Recherche
Chroniques
Franz Liszt
Concerti pour piano n°1 – n°2 – Totentanz
À vingt ans, le pianiste Joseph Moog commence une carrière prometteuse, après que l'eurent distingué plusieurs prix, dont le Philippe Chaignat des Sommets Musicaux de Gstaad en 2006, ce qui nous vaut ce bel enregistrement parrainé à cette occasion.
À jeune homme, jeunes concerti, voilà qui est logique. De fait, Ferenc Liszt a dix-neuf ans lorsqu'il compose son premier, qu'il révisera ensuite, et vingt-huit quand il aborde le second. En général, du Concerto en mi bémol majeur n°1, Joseph Moog livre une lecture qui en fait entendre la modernité dans son époque, sans anachronisme pour autant ; du Concerto en la majeur n°2, il offre une interprétation avantageusement aérienne qui reconsidère l'univers lisztien par-delà les conventions. Dans ces deux pages comme dans la Totentanz qui referme ce programme, soliste et chef avancent main dans la main, en bonne intelligence.
Plus en détail, on remarquera la souplesse de l'orchestre dès les premiers répons de l'Allegro maestoso du Concerto n°1. Le piano s'y fait vaillant et vigoureux tout en soignant la sonorité, toujours joliment respirée. La fluidité des traits véloces et la précision des types de frappe choisis retiennent l'écoute. Voilà un pianiste qui sait inspirer son jeu des phrases de clarinettes ou de violon, dans la rêverie centrale, de même que sa spécificité organologique fécondera l'intervention du basson, venant conclure cet entrelacs de couleurs. Il réserve une articulation raffinée au Quasi adagio suivant, dans une demi-teinte savamment entretenue où le chant demeure toutefois un peu contrit. Au pupitre, Ari Rasilainen soigne attentivement un accompagnement auquel il ménage une certaine distance. Dans le troisième mouvement, Moog emprunte tout naturellement le ton démoniaque cher au compositeur, dans une sécheresse relative assez bien venue, évitant sagement l'écueil d'une accentuation surcontrastée. Si son abord de la reprise de l'ouverture dérogeait à l'équilibre constaté jusque-là, le chef finlandais présente un final dans le respect absolu de l'indication de tempo (que l'on prend souvent trop vif) ; du coup, le pianiste peut à loisir dialoguer avec lui-même. À tous ceux qui attendraient ici des rodomontades avec force effets de manches, disons d'emblée qu'ils ne trouveront pas leur bonheur ! Au contraire : rien d'échevelé dans ce disque, bien que la virtuosité soit au rendez-vous, une virtuosité rendue simple, comme allant de soi.
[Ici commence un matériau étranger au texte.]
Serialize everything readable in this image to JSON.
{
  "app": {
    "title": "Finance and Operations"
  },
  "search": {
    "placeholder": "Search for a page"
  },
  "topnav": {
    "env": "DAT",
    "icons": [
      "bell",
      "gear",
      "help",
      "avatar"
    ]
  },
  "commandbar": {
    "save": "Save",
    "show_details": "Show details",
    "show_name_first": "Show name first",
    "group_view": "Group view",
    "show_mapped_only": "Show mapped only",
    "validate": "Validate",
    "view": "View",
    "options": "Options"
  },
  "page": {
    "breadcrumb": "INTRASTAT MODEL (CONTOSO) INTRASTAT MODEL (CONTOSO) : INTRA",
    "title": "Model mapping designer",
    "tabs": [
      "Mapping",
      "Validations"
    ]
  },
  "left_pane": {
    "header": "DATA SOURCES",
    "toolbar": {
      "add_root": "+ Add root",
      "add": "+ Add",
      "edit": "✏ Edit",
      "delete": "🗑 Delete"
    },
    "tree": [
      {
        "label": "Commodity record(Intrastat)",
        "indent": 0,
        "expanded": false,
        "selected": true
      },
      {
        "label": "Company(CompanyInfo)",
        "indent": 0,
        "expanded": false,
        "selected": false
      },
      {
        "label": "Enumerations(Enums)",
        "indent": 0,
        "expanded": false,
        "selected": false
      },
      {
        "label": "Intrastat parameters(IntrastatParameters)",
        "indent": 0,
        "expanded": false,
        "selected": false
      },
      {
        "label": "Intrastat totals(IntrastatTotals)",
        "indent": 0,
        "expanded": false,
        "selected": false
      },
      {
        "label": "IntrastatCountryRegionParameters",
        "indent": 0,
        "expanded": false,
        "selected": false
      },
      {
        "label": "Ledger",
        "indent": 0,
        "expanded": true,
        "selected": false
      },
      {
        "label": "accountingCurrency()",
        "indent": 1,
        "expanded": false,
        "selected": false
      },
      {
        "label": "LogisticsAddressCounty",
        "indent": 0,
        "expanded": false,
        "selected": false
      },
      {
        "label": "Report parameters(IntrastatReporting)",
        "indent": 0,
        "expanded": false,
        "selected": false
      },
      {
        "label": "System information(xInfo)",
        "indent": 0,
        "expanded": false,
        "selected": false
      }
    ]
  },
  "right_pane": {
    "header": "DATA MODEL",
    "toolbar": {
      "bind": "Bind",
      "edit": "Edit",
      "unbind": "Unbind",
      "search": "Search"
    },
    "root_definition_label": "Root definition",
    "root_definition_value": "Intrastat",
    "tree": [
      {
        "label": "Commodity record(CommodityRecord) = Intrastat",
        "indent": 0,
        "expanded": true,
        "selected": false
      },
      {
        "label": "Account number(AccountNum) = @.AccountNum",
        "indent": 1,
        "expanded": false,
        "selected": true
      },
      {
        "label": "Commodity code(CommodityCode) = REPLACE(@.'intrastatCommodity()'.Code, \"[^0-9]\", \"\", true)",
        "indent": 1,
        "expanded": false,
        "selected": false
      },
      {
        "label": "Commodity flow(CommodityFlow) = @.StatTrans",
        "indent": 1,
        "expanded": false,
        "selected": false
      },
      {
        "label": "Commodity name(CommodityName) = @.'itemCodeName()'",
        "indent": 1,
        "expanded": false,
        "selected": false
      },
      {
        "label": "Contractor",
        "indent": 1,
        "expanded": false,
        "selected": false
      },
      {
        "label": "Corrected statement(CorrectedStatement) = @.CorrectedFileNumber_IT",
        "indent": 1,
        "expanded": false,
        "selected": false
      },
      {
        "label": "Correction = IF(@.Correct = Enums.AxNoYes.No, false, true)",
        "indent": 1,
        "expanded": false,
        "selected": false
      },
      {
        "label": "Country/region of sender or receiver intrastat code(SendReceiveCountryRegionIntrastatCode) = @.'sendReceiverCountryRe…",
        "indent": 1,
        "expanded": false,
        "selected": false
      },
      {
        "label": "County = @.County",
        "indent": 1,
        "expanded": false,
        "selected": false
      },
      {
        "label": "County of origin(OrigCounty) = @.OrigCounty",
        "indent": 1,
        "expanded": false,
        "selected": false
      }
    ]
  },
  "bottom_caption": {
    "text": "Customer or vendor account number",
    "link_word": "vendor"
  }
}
C'est surtout dans le Concerton°2 qu'on appréciera la connivence entre les artistes. À la belle aura que Rasilainen accorde à chaque timbre dans l'introduction méditative de l'Adagio répond la discrète entrée du piano, bientôt rendu farouche sur le rebond grave. En revanche, on regrettera qu'au relief minutieusement ciselé de l'orchestre, toujours gracieux, succède une enflure un peu creuse du motif de marche où le pianiste accuse un souffle court. Après le tintamarre final, c'est dans du velours qu'il glisse son solo vers le mouvement suivant, calme méditation secrètement mélancolique où le travail des solistes de la Deutsche Staatsphilharmonie Rheinland-Pfalz fait merveille. L'Allegro deciso révèle la bonne santé d'une exécution ferme s'engageant bientôt dans une réjouissante vélocité, avant un retour à la rêverie éclairé par un chambrisme simplement exquis. Le très bref épisode final rencontre ici une sobriété inattendue.
Si le n°1 charme et si le n°2 étonne, la Totentanz ravit ! Ari Rasilainen lui réserve une attaque d'une violence mafflue qui, d'une certaine manière, annonce Chostakovitch. Joseph Moog s'y montre à la fois bien ancré dans le clavier, toujours inventif et finement nuancé, jouant délicatement sur la dynamique des soli tout en soulignant l'écriture polyphonique, de sorte qu'il chasse efficacement l'aspect numéro de cirque de cette page. Aussi le chef sait-il faire passer le pire de cette partition souvent perçue comme rocambolesque ; c'est un tour de force ! Une fois de plus, la rigueur est ici salvatrice, d'autant qu'elle n'exclut pas un moelleux parfois debussyste du toucher auquel vient exquisément s'opposer la clarté du climat, dans une tonicité féline du fugato, par exemple. Voilà qui nous convainc aisément de signaler ce CD d'une Anaclase ! venant tout autant saluer le splendide travail du chef et de l'orchestre qu'encourager un jeune talent.